Project in development: A new type of separable super base catalysts
We are placing perfluorinated organic chains on the equatorial nitrogens of 1 to make our suberbase/catalysts soluble in commercially available perfluorinated solvents, such as perfluoroheptane. Such solutions are insoluble in many other non-fluorinated solvents so that reactants in a solvent of the latter type which need a very strong nonionic base to catalyze their reactions have the base at the interface between the two solutions, thereby allowing recycling of the catalyst solution after mechanical separation of the two phases.
Ionic liquid superbase catalysts
We are interested in synthesizing modified forms of our superbases in which the equatorial nitrogens are decorated with substituents containing alkyl or aryl ammonium ions that would allow these molecules to dissolve in room temperature ionic liquids which are now becoming increasingly commercially available as advantageous reaction solvents. Not only could the basicities and catalytic activities of our superbase/catalysts become enhanced in such solvents, but the ammonium functionalities on these compounds would allow them to be retained in the ionic liquid for recycling after separation of the the organic phase containing the product.

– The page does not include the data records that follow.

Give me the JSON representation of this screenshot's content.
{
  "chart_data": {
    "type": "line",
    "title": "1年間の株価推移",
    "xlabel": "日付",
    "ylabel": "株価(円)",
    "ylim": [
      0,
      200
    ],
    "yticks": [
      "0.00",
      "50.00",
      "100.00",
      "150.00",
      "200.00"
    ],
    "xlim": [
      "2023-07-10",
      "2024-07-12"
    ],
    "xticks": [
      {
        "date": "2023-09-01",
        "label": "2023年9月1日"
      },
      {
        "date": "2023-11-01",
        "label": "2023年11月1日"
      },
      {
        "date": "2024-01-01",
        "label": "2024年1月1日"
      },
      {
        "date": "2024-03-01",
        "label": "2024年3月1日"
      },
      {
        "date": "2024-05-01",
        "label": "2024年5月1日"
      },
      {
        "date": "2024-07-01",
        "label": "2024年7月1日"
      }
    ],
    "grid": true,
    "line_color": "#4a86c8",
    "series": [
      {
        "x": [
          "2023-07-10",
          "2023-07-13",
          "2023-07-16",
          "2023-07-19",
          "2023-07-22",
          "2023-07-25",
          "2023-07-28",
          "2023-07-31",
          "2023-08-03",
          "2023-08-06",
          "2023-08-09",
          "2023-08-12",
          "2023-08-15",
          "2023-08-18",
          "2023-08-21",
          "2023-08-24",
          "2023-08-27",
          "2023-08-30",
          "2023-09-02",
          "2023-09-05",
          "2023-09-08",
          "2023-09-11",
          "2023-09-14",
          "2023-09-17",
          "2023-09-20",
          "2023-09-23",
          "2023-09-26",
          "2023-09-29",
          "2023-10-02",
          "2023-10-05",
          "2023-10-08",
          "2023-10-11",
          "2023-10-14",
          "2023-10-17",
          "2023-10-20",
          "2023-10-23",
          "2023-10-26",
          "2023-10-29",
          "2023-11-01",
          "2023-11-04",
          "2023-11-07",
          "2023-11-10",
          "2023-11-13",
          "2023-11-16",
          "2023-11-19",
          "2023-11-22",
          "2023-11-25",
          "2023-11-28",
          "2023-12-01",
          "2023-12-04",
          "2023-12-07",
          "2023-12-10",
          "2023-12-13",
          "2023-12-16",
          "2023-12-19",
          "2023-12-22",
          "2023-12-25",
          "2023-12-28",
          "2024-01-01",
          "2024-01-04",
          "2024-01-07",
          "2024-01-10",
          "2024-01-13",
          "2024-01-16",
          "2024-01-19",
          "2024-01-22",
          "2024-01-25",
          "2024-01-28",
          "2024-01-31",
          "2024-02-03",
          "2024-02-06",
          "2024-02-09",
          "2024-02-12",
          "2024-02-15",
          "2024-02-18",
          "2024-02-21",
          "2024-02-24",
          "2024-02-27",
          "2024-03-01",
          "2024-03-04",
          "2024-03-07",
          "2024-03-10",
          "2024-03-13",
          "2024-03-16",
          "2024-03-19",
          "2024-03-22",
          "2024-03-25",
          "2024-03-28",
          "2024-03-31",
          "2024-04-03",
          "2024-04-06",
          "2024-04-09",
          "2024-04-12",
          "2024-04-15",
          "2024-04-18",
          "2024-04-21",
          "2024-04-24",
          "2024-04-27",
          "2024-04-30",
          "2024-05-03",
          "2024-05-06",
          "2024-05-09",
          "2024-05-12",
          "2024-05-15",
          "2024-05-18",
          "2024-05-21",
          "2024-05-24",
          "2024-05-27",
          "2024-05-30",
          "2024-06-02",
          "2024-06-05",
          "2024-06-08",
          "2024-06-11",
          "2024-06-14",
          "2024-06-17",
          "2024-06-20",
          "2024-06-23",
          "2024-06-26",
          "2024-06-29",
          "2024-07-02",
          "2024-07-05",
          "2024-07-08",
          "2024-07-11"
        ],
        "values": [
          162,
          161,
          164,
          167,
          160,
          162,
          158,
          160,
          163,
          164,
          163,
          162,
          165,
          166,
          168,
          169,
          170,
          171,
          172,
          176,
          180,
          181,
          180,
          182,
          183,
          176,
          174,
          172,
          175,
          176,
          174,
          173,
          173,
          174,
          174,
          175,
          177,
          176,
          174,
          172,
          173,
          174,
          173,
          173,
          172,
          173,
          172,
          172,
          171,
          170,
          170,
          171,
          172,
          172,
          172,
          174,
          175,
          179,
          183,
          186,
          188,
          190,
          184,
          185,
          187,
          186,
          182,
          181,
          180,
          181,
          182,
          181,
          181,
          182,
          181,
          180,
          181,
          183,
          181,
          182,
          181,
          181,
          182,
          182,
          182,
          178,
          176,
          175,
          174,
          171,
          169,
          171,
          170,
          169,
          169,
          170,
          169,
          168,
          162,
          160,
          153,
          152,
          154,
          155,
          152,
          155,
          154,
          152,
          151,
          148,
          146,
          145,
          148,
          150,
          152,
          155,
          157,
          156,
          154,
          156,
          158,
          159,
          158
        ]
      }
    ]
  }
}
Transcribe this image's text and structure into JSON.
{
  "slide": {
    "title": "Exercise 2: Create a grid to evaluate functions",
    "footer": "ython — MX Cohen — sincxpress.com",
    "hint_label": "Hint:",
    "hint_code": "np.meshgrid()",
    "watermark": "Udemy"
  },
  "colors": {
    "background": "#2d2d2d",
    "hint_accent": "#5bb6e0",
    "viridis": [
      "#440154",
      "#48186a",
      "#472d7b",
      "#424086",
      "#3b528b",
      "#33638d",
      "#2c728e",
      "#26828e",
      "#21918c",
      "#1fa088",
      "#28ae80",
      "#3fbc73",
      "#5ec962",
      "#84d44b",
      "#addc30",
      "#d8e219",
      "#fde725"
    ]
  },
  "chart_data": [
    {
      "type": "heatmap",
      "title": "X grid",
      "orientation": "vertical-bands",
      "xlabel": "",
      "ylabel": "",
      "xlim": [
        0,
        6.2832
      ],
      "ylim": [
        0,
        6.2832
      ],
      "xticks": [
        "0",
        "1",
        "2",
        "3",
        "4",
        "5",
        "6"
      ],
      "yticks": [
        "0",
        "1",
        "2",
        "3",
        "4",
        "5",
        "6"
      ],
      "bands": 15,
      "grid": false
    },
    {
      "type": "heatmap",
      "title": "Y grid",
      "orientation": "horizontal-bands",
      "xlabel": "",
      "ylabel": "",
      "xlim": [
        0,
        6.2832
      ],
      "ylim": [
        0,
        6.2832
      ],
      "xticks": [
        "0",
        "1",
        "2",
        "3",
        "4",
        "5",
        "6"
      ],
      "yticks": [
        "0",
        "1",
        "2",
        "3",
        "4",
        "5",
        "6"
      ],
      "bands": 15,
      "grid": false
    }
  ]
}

Project in development: Super base salts with catalytically active anions
We have recently discovered that cation 2 has very little attraction for anions because of the delocalization of its positive charge over the other three nitrogens and the phosphorus. This result has important consequences for the nitrate counter anion, for example, which because of its lack of interaction with the cation in the 2(NO3) salt, can now display its full capability as a catalytic Lewis base "shuttle" for protons in transformations such as the aza and thia-Michael reactions. Other anions such as chloride, sulfate and perchlorate, are also known to catalyze certain organic reactions and we are now investigating the acceleration of such reactions when the cation in these salts is 2. We have also chemically linked 2 in 2(NO3) to a polymer backbone, thus enabling re-use of the solid catalyst via simple filtration. We are currently collaborating with Energetics of California in developing these types of ionically conducting polymers for a new type of fuel cell.
Project in development: New types of Lewis acid catalysts
It seems counterintuitive, but a positively charged species such as 2 can behave as a Lewis acid. We have shown this to be the case when certain other substituents such as a fluorine atom or CN are placed at the apical position instead of a hydrogen. Preliminary evidence suggests that the phosphorus atom is the Lewis acidic site that becomes coordinated by a nucleophile. We have also synthesized 4 in which the Lewis acidity of the aluminum is reduced but not eradicated by nitrogen donation of its lone pair. As with our electronically flexible super base catalysts, the Lewis acidity of the aluminum will be "adjusted" by the requirements of a Lewis basic site on the reactant by temporarily weakening the N?Al bond. Then, after this activation has resulted in a chemical reaction with a second reactant, the new molecule is released and the N?Al bond is restored. As an example, aldehyde and ketone oxygens could be activated by 4 for nucleophilic attack at the carbonyl carbon.